Но мне плохо спалось в эту ночь. Перед моими глазами то стояла черная, сырая, непроглядная мгла с расплывавшимися в ней огоньками отдаленных фонарей, в которой скрылся несколько дней назад поезд, увлекший от меня Ольгу и разлучивший нас, казалось, навсегда, то рисовались бледные лица товарищей, заточенных в политических темницах, то возникали картины всевозможных подвигов в начавшейся неравной борьбе за гражданскую свободу.
На следующий день, как только стало смеркаться, я и Михайлов пошли с визитом к Вивиен де-Шатобрен.
Нас провели сначала в большую залу, увешанную бронзовыми люстрами и картинами в золоченых рамах, потом в одну из гостиных, затем в другую и, наконец, в голубой будуар, где на кушетке, с вытянутыми на ней ножками, в изящном костюме, полулежала молодая девушка с тонкой талией и с французским романом в руке.
Не поднимаясь, она лениво протянула свою ручку Михайлову, который затем представил ей меня.

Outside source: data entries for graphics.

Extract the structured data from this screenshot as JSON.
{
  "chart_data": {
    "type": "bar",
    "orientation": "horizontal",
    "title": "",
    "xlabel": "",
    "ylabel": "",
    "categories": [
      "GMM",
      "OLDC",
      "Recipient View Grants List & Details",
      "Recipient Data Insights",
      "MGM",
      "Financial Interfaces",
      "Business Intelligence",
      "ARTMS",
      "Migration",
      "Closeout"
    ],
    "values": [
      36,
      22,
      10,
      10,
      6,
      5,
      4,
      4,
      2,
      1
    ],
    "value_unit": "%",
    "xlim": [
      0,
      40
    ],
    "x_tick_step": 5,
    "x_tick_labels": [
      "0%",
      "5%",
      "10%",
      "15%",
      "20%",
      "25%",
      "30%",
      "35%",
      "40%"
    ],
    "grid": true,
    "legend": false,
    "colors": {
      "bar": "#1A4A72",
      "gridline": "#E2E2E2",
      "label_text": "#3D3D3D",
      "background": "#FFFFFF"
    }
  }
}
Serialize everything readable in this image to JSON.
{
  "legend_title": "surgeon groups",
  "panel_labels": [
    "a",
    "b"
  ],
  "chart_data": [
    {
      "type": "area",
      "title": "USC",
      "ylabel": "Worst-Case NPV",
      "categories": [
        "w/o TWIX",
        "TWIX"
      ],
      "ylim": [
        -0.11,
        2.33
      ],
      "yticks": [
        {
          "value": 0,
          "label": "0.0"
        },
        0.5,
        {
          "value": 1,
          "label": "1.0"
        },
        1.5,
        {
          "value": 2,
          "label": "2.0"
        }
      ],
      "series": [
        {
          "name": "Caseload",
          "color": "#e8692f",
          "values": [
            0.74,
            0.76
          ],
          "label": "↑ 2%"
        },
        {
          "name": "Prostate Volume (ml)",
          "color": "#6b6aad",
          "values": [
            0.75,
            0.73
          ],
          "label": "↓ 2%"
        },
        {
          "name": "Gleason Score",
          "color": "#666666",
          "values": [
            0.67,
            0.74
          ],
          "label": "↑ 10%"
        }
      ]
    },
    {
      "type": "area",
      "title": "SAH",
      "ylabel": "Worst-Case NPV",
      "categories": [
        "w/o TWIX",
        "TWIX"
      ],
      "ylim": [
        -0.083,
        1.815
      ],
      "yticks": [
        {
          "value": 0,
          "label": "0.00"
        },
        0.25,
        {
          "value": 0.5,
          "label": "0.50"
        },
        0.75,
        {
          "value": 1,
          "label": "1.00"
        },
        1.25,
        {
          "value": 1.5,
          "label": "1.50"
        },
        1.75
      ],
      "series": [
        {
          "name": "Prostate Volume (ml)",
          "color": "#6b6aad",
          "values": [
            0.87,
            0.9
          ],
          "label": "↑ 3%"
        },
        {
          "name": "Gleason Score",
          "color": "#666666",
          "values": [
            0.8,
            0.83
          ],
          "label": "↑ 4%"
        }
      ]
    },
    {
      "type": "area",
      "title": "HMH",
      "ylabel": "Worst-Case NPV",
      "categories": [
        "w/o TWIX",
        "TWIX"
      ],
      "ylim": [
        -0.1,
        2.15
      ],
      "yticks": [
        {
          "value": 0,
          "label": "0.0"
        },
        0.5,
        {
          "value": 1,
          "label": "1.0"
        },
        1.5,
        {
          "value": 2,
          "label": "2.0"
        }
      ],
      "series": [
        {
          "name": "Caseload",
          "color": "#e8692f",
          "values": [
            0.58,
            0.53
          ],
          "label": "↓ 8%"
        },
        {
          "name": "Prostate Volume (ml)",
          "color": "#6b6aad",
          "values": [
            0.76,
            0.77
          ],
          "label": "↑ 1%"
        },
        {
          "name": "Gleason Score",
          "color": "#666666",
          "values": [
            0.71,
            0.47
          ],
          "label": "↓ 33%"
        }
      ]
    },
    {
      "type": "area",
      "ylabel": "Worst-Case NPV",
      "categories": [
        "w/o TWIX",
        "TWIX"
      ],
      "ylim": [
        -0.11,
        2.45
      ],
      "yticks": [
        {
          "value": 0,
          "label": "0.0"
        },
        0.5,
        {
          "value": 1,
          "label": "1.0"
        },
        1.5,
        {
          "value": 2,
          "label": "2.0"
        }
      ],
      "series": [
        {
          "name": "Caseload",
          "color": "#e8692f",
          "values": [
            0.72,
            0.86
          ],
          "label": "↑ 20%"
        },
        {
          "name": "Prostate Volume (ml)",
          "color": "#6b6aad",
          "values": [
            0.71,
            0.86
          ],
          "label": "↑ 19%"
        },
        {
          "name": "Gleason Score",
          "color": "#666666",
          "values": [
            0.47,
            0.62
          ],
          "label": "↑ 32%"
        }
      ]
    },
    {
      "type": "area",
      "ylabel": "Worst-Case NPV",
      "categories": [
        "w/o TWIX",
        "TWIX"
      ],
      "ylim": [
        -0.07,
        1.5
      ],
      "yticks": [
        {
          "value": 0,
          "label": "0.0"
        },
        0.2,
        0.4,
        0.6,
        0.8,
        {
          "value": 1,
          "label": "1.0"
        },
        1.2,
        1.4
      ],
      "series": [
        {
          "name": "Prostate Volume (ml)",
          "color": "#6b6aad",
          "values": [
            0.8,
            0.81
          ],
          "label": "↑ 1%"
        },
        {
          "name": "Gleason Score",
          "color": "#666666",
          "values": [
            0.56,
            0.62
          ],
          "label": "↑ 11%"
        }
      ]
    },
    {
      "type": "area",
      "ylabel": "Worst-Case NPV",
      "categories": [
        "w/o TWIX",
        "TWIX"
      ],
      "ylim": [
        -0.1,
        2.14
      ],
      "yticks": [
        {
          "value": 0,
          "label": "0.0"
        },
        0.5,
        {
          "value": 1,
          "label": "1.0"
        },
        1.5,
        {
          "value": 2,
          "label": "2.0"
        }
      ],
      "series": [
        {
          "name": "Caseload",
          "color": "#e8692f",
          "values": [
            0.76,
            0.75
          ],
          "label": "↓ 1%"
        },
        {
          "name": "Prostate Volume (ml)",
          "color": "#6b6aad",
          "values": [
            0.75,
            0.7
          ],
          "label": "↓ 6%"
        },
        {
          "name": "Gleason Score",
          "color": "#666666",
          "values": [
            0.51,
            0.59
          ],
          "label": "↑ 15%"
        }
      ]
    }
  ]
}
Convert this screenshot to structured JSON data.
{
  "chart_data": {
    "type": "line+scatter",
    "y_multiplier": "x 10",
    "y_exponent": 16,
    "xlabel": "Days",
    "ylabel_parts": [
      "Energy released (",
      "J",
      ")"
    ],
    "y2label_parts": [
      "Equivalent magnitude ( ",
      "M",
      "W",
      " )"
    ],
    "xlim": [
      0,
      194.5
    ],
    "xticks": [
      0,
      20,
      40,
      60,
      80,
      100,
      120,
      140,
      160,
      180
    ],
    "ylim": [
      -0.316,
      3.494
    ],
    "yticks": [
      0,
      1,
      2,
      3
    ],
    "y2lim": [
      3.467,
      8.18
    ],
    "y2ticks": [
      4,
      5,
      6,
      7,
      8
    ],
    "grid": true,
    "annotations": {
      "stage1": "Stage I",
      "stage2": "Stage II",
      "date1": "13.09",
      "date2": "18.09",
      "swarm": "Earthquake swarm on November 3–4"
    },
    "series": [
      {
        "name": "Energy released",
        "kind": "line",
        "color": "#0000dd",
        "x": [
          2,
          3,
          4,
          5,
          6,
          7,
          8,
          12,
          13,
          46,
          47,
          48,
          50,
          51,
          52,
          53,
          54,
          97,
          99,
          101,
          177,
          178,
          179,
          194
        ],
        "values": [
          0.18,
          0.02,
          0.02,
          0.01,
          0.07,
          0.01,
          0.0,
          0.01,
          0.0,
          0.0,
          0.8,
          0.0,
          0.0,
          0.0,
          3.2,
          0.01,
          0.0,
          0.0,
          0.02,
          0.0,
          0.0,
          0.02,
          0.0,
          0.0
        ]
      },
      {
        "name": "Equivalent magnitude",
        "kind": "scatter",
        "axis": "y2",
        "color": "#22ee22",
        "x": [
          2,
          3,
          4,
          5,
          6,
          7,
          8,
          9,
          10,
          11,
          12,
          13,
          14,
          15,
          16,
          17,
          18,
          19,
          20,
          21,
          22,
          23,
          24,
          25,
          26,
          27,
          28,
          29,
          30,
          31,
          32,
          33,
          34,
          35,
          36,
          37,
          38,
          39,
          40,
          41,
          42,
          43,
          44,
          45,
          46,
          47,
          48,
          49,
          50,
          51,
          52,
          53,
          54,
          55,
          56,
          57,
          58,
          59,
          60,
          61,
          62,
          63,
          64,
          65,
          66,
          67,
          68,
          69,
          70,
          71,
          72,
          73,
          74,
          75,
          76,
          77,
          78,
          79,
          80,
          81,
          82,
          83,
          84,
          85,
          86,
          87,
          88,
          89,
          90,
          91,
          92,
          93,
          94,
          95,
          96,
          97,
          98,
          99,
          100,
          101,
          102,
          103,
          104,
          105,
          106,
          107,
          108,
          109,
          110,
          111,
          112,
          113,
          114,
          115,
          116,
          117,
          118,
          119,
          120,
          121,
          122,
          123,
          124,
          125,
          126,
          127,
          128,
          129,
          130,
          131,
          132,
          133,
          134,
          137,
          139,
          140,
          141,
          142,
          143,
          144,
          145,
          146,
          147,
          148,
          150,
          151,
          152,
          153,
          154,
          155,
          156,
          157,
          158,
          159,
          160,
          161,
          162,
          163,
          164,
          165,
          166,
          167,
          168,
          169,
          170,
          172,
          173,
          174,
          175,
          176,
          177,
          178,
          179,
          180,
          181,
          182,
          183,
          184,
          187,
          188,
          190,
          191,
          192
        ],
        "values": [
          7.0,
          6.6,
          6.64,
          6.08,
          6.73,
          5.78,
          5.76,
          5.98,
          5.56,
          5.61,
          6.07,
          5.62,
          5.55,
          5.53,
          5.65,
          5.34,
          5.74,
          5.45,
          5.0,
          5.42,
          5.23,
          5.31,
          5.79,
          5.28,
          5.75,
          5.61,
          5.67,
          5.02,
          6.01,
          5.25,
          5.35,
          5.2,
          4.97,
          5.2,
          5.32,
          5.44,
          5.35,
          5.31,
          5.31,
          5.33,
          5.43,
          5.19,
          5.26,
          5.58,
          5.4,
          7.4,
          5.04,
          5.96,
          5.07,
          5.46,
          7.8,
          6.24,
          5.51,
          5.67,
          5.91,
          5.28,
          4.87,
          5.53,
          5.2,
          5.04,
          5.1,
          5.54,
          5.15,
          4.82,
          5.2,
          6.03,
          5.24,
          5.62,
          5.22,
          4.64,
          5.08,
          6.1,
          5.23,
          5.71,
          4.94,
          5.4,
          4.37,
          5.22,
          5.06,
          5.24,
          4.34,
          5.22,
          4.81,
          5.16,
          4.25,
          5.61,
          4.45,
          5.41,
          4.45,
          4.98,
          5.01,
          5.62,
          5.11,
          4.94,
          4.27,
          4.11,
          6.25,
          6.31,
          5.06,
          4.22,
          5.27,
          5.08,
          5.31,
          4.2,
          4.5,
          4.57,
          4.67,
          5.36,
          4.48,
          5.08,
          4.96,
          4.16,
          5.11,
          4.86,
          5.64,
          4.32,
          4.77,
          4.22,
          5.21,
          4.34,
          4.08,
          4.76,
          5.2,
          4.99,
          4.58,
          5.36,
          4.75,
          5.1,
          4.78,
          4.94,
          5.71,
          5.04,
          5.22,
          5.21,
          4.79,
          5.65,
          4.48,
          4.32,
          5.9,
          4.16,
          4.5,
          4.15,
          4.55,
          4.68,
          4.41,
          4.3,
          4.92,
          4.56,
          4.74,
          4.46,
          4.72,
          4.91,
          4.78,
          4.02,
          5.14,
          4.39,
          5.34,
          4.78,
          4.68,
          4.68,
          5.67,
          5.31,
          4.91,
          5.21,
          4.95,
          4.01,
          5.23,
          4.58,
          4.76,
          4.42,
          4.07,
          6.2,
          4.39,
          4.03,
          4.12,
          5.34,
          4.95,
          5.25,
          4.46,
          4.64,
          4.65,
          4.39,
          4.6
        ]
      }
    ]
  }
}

Мы оба осторожно пожали ее ручку, не прикладываясь к ней, хотя выдержанный здесь стиль французского двора конца XVIII века и требовал того, а затем, подвинув к ее кушетке два низеньких пуфа, обитые голубой материей, сели перед ней, положив локти рук на свои колени, как два доктора перед постелью больной, и начали разговор прямо с сути дела.